Region D, which includes rural northeast Texas counties, including a part of Smith County, was challenging Region C (Dallas, Fort Worth and some suburbs) for rights to Marvin Nichols.
The 75,000-acre, $3.4 billion (latest cost estimate) reservoir has been a part of the state’s water plan since 1968.
It’s just one example of how muddy property rights regarding ground and surface water in Texas are. And those rights aren’t expected to be any clearer by the end of the 84th Legislative Session, according to panelists of a Texas Public Policy Foundation discussion on the topic.
Panelists Molly Cagle, an environmental attorney for Baker Botts law firm, Bob Harden, a groundwater specialist and Colorado attorney and Pres. George W. Bush’s top water advisor Bennett Raley on Friday discussed the future of water in Texas as federal, state and individual rights intermingle.

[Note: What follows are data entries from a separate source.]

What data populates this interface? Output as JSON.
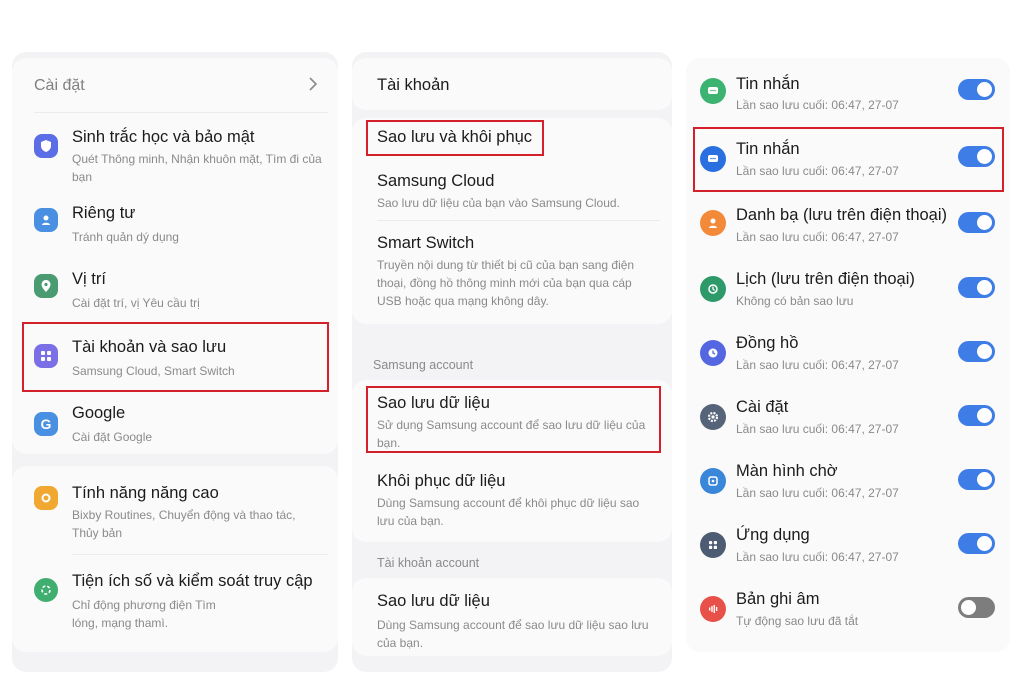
{
  "colors": {
    "highlight": "#d3202a",
    "toggle_on": "#3e7ce6",
    "toggle_off": "#7d7d7d"
  },
  "left": {
    "header": "Cài đặt",
    "header_chevron": "chevron-right-icon",
    "items": [
      {
        "title": "Sinh trắc học và bảo mật",
        "sub": "Quét Thông minh, Nhận khuôn mặt, Tìm đi của bạn",
        "icon": "shield-icon"
      },
      {
        "title": "Riêng tư",
        "sub": "Tránh quản dý dụng",
        "icon": "privacy-icon"
      },
      {
        "title": "Vị trí",
        "sub": "Cài đặt trí, vị Yêu cầu trị",
        "icon": "location-icon"
      },
      {
        "title": "Tài khoản và sao lưu",
        "sub": "Samsung Cloud, Smart Switch",
        "icon": "accounts-icon"
      },
      {
        "title": "Google",
        "sub": "Cài đặt Google",
        "icon": "google-icon"
      }
    ],
    "items2": [
      {
        "title": "Tính năng năng cao",
        "sub": "Bixby Routines, Chuyển động và thao tác, Thủy bản",
        "icon": "advanced-features-icon"
      },
      {
        "title": "Tiện ích số và kiểm soát truy cập",
        "sub": "Chỉ động phương điện Tìm lóng, mạng thamì.",
        "icon": "digital-wellbeing-icon"
      }
    ]
  },
  "middle": {
    "header": "Tài khoản",
    "items": [
      {
        "title": "Sao lưu và khôi phục",
        "sub": ""
      },
      {
        "title": "Samsung Cloud",
        "sub": "Sao lưu dữ liệu của bạn vào Samsung Cloud."
      },
      {
        "title": "Smart Switch",
        "sub": "Truyền nội dung từ thiết bị cũ của bạn sang điện thoại, đồng hồ thông minh mới của bạn qua cáp USB hoặc qua mạng không dây."
      }
    ],
    "section1": "Samsung account",
    "items2": [
      {
        "title": "Sao lưu dữ liệu",
        "sub": "Sử dụng Samsung account để sao lưu dữ liệu của bạn."
      },
      {
        "title": "Khôi phục dữ liệu",
        "sub": "Dùng Samsung account để khôi phục dữ liệu sao lưu của bạn."
      }
    ],
    "section2": "Tài khoản account",
    "items3": [
      {
        "title": "Sao lưu dữ liệu",
        "sub": "Dùng Samsung account để sao lưu dữ liệu sao lưu của bạn."
      }
    ]
  },
  "right": {
    "items": [
      {
        "title": "Tin nhắn",
        "sub": "Lần sao lưu cuối: 06:47, 27-07",
        "icon": "messages-icon",
        "on": true
      },
      {
        "title": "Tin nhắn",
        "sub": "Lần sao lưu cuối: 06:47, 27-07",
        "icon": "messages-icon",
        "on": true
      },
      {
        "title": "Danh bạ (lưu trên điện thoại)",
        "sub": "Lần sao lưu cuối: 06:47, 27-07",
        "icon": "contacts-icon",
        "on": true
      },
      {
        "title": "Lịch (lưu trên điện thoại)",
        "sub": "Không có bản sao lưu",
        "icon": "calendar-icon",
        "on": true
      },
      {
        "title": "Đồng hồ",
        "sub": "Lần sao lưu cuối: 06:47, 27-07",
        "icon": "clock-icon",
        "on": true
      },
      {
        "title": "Cài đặt",
        "sub": "Lần sao lưu cuối: 06:47, 27-07",
        "icon": "settings-icon",
        "on": true
      },
      {
        "title": "Màn hình chờ",
        "sub": "Lần sao lưu cuối: 06:47, 27-07",
        "icon": "home-screen-icon",
        "on": true
      },
      {
        "title": "Ứng dụng",
        "sub": "Lần sao lưu cuối: 06:47, 27-07",
        "icon": "apps-icon",
        "on": true
      },
      {
        "title": "Bản ghi âm",
        "sub": "Tự động sao lưu đã tắt",
        "icon": "voice-recorder-icon",
        "on": false
      }
    ]
  }
}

Groundwater in Texas is tied to property rights similar to minerals underneath parcels — the doctrine of absolute ownership, Harden said. Rule of capture is similar to minerals, such as oil, which can be affected by pumping and therefore taken by one landowner from underneath another landowner’s property without recourse.
Ms. Cagle said groundwater rights had been eroding until the Legislature clarified and strengthened laws in recent sessions. Surface water is considered property of the state, which allows use by industry and individuals via permits.
The lack of clarity involves the differing interpretations of state laws by Texas Supreme Court judges and how federal laws, including the Clean Water Act and Endangered Species Act, can affect interpretations, she said.
“The concept that anything has been clarified is befuddling, because Texas property rights laws regarding water are not clear,” Ms. Cagle said.
Raley said every state faces complex cases with regard to ground and surface water rights and how they could affect growth. Future considerations for water supplies could further muddy interpretations.
In Colorado, legislators face clarifying laws and deal with a growing phenomena — rainwater harvesting — which could pose a threat to natural down stream flow and collection of water in the state, Raley said.
Texas’ incredible population growth, robust economy and a possible reassessment of what is the “drought of record,” including possible considerations regarding climate change, will test legislators in the future, Ms. Cagle said. But she doesn’t expect much movement this session.
East Texas has plentiful water, while urban areas, including Dallas/Fort Worth, San Antonio, Austin and Houston, are scrambling to find sources.
The footprint of the Marvin Nichols Reservoir would far exceed the 75,000 flooded acres, because the Clean Water Act requires “mitigation” or that acreage be set aside for natural habitat. In the Marvin Nichols case, mitigation could mean a minimum of 225,000 acres be set aside for habitat.
Harden said the state does have the right to condemn property for “public use” as long as landowners are properly compensated. His only problem with the process is that the state should expect a clash of opinions between regions that want water and those with prospective availability and address it in a straightforward manner with landowners.
“If the state wants to build it, build it, but you have to take care of landowners,” he said.
Region D President Bret McCoy said the planning group never questioned the state’s right of condemnation but rather the viability of Marvin Nichols as a solution to Region C’s needs.
“Just because you have the right doesn’t mean you should abuse it,” he said. “I don’t think they’re looking for a more cost efficient project. It’s a pet project.”
McCoy said the project is decades away. The development board said that despite the reservoir remaining in the 50-year plan, it may never be built.
McCoy said the time might give opportunities for more attention from the public. Pointing out different options, such as conservation efforts or lack thereof, also could build momentum, he said. Austin and San Antonio have outpaced growth in Dallas/Fort Worth but have reduced water consumption in the same period, he said.
“There’s still a lot to work through, and I know there are several legislators who are concerned about the project. Legislation might be presented, but it would face an uphill climb,” he said. “There might be more resistance but (the water development board) has never met much resistance.”